En 2016, alors que les intempéries font chuter les récoltes par rapport à l'année précédente, les producteurs ne cessent de tirer la sonnette d'alarme, alors que leurs finances sont à l'arrêt. Alors qu'un premier plan d'urgence agricole avait été annoncé au cours de l'année 2015, promettant 700 millions euros d'aides, le plan de 2016 venait quant à lui cibler près de 70.000 exploitants qui, pour bénéficier d'une garantie publique pour emprunter, devraient justifier d'une baisse de 20% sur leur exploitation. L'Etat, via ce plan d'urgence, promettait donc de garantir la moitié des emprunts des agriculteurs en difficulté à cause notamment, des intempéries.
Benoît, producteur de blé en Bourgogne, qui a dû tirer un trait sur une très grande partie de sa production au printemps 2016 témoigne : “C'était une véritable catastrophe, les dépenses continuaient de se faire chaque mois, mais rien ne rentrait vraiment car en perdant cette production, j'avais perdu mes revenus.” Pour lui, le plan d'urgence a été un soulagement: “J'ai pu emprunter à un taux intéressant, ce qui n'aurait pas été forcément possible sans cette aide, et j'ai également reçu un dédommagement financier. Cela m'a permis de joindre les deux bouts jusqu'à ce que ma récolte reparte convenablement.”

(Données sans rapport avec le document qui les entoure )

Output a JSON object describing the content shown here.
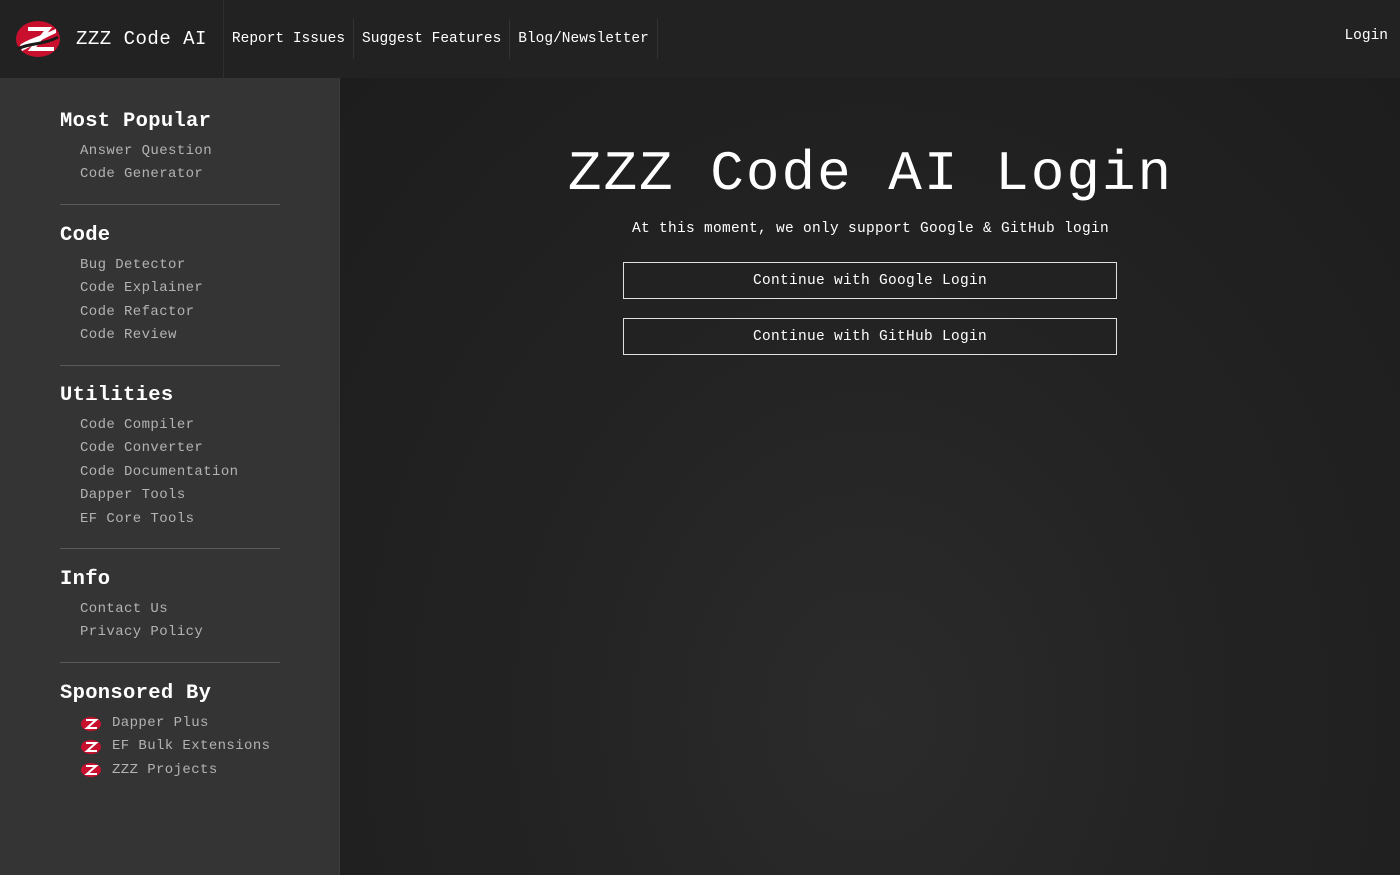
{
  "header": {
    "brand_name": "ZZZ Code AI",
    "logo_icon": "zzz-logo-icon",
    "nav": [
      {
        "label": "Report Issues"
      },
      {
        "label": "Suggest Features"
      },
      {
        "label": "Blog/Newsletter"
      }
    ],
    "login_label": "Login"
  },
  "sidebar": {
    "sections": [
      {
        "title": "Most Popular",
        "items": [
          "Answer Question",
          "Code Generator"
        ]
      },
      {
        "title": "Code",
        "items": [
          "Bug Detector",
          "Code Explainer",
          "Code Refactor",
          "Code Review"
        ]
      },
      {
        "title": "Utilities",
        "items": [
          "Code Compiler",
          "Code Converter",
          "Code Documentation",
          "Dapper Tools",
          "EF Core Tools"
        ]
      },
      {
        "title": "Info",
        "items": [
          "Contact Us",
          "Privacy Policy"
        ]
      },
      {
        "title": "Sponsored By",
        "items": [
          "Dapper Plus",
          "EF Bulk Extensions",
          "ZZZ Projects"
        ]
      }
    ]
  },
  "main": {
    "title": "ZZZ Code AI Login",
    "subtitle": "At this moment, we only support Google & GitHub login",
    "google_button": "Continue with Google Login",
    "github_button": "Continue with GitHub Login"
  },
  "colors": {
    "topbar_bg": "#222222",
    "sidebar_bg": "#343434",
    "main_bg": "#1e1e1e",
    "logo_red": "#c8102e"
  }
}
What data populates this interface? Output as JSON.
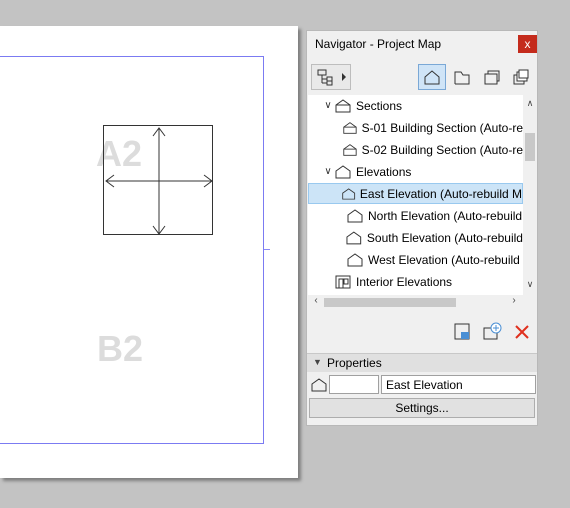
{
  "sheet": {
    "drawing_labels": [
      "A2",
      "B2"
    ]
  },
  "navigator": {
    "title": "Navigator - Project Map",
    "close_glyph": "x",
    "toolbar": {
      "dropdown_icon": "project-tree-icon",
      "map_buttons": [
        "project-map-icon",
        "view-map-icon",
        "layout-book-icon",
        "publisher-sets-icon"
      ]
    },
    "tree": [
      {
        "label": "Sections",
        "twisty": "open",
        "icon": "section-folder-icon",
        "indent": 1
      },
      {
        "label": "S-01 Building Section (Auto-re",
        "icon": "section-icon",
        "indent": 2
      },
      {
        "label": "S-02 Building Section (Auto-re",
        "icon": "section-icon",
        "indent": 2
      },
      {
        "label": "Elevations",
        "twisty": "open",
        "icon": "elevation-folder-icon",
        "indent": 1
      },
      {
        "label": "East Elevation (Auto-rebuild M",
        "icon": "elevation-icon",
        "indent": 2,
        "selected": true
      },
      {
        "label": "North Elevation (Auto-rebuild",
        "icon": "elevation-icon",
        "indent": 2
      },
      {
        "label": "South Elevation (Auto-rebuild",
        "icon": "elevation-icon",
        "indent": 2
      },
      {
        "label": "West Elevation (Auto-rebuild",
        "icon": "elevation-icon",
        "indent": 2
      },
      {
        "label": "Interior Elevations",
        "icon": "interior-elevation-icon",
        "indent": 1
      }
    ],
    "bottom_actions": [
      "open-view-settings-icon",
      "new-view-icon",
      "delete-icon"
    ],
    "properties": {
      "header": "Properties",
      "id_value": "",
      "name_value": "East Elevation",
      "settings_label": "Settings..."
    }
  },
  "colors": {
    "background": "#c3c3c3",
    "frame": "#7b7bf2",
    "selection": "#cce4f7",
    "close": "#c42b1c",
    "delete": "#e0301e"
  }
}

Les mesures du plan d'urgence agricole ciblent les dommages liés aux intempéries dans les exploitations mais une partie de sociale est venue s'y ajouter promettant d'aider à la reconversion d'agriculteurs qui, épuisés mentalement, souhaiteraient quitter leur activité. Entre autre donc, il s'agissait de retraites progressives. Concernant la fatigue que certains agriculteurs pourraient subir face à la charge psychologique ainsi que physique de leur travail, le gouvernement avait prévu 4 millions d'euros qui ont été débloqués afin de financer le remplacement d'agriculteurs qui seraient dans cette situation.
Une crise en appelant une autre...
Quatre ans après la crise de 2016, un nouveau soutien est attendu de l'Etat par les agriculteurs. En 2020, une pandémie vient éclipser la vie “normale”, mettant à mal de nombreuses industries, telle que la restauration, entraînant la fermeture des restaurants. Le manque à gagner vient s'aggraver pour les agriculteurs pour qui le revenu courant avant la crise était déjà très bas, le Ministère de l'agriculture annonce en 2020 une chute de globale de 20% par rapport à 2019.
Cependant si le chiffre de l'année 2020 a été touché par la crise sanitaire, le problème principal auquel a dû faire face un grand nombre de producteurs, est la sécheresse. C'est les producteurs de blé qui se sont réunis afin de demander de l'aide au gouvernement. Le président de l'Association générale des producteurs de blé, Eric Thirouin, avait alors sollicité le ministre de l'agriculture, Julien Denormandie, la mise en place d'un nouveau plan d'urgence. Si ce plan d'urgence réjouit, et convient au président de l'AGPB qui parle alors de “premières victoires clés” sur son compte Twitter, d'autres point restent à éclaircir et à mettre en avant.
La mesure clé de ce plan d'urgence est la mise en place de cellules de crises dans les départements touchés afin de soutenir économiquement les exploitations de blé les plus impactées par la sécheresse. Mais les céréaliers victimes de cette sécheresse ont également pu bénéficier de prêts garantis par l'Etat aux entreprises économiquement touchés par la crise sanitaire. De plus, des avances des aides européennes ont été versées aux agriculteurs touchés à hauteur de 70% dès le mois d'octobre afin de les aider à mettre en place le plus sereinement possible la saison 2020/2021.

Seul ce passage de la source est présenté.